Symptom (observed 2026-05-07 13:43, srcversion 1B3B3ED0 = c-stack +
Patch A + Patch B, ohm @ -57 dBm 2.4GHz ch11 5b:32, idle save for the
netcat load):
sender cap 1 MB/s → ohm receives 1015 KB/s, signal -57 dBm, RX MCS 4
sender cap 4 MB/s → ohm receives 563 KB/s, signal -67 dBm, RX MCS 3
(Send-Q on boltzmann backed up to 1.16 MB)

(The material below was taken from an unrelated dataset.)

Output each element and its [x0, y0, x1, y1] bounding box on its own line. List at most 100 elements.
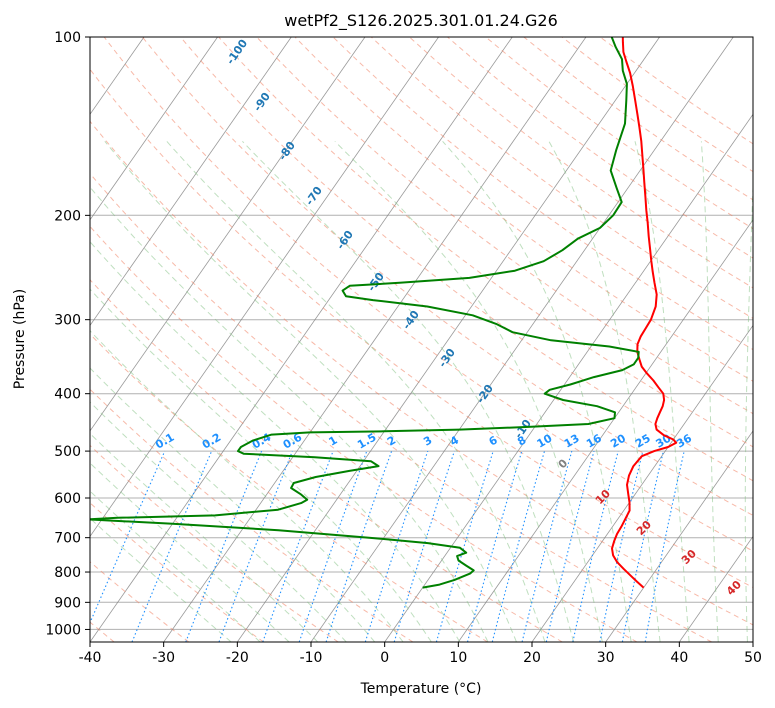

Pushing the sender-side cap from 1 MB/s to 4 MB/s decreased observed throughput at the receiver and degraded the link metrics. Signal dropped ~10 dB and the chip downshifted MCS, suggesting the chip can't sustain the higher RX rate even with the link physically capable of more (link bitrate 65 Mb/s = ~8 MB/s theoretical).
Hypothesis (Markus, 2026-05-07): driver/firmware locks itself to death under busy reads — possibly a busy-wait loop or lock contention on the RX SDIO path that prevents draining at line rate. Plausible reason it didn't surface for the c-stack tasks: those operated at typical browse-rate traffic, well below the saturation threshold this bug needs to fire.
May explain: original Phase-0 observation that YouTube DASH chunks drop ~10 frames per chunk fetch on hardware-decoder playback. A chunk fetch is a brief burst at near-link-rate; if the driver throttles itself down during high-RX, the player buffer underruns for the duration of the fetch.
How to drill (when prioritized):
- Capture trace_pipe with
mmc:*andsdio*events enabled during a controlled rate-ramp (e.g., pv -L 500K, 1M, 2M, 4M each for 60 s). - Watch
/proc/sys/kernel/sched_*and thebes2600_bh_workkworker for CPU saturation. perf top -p $(pgrep -f bes_sdio)during 4 MB/s load.
Status: backlog. No patch yet.
Bug #4 — scan_complete_cb constant loop
File: scan.c:883-909 — bes2600_scan_complete_cb().
Symptom:
ieee80211 phy0: bes2600_scan_complete_cb status: 0
Fires every 2–10s (status=0 = success, but the FREQUENCY suggests background scanning runs continuously when associated + idle).
Most likely a NetworkManager scheduling artifact, not a driver bug. Low priority; suppress the wiphy_dbg print or skip scan-on-assoc'd if it matters.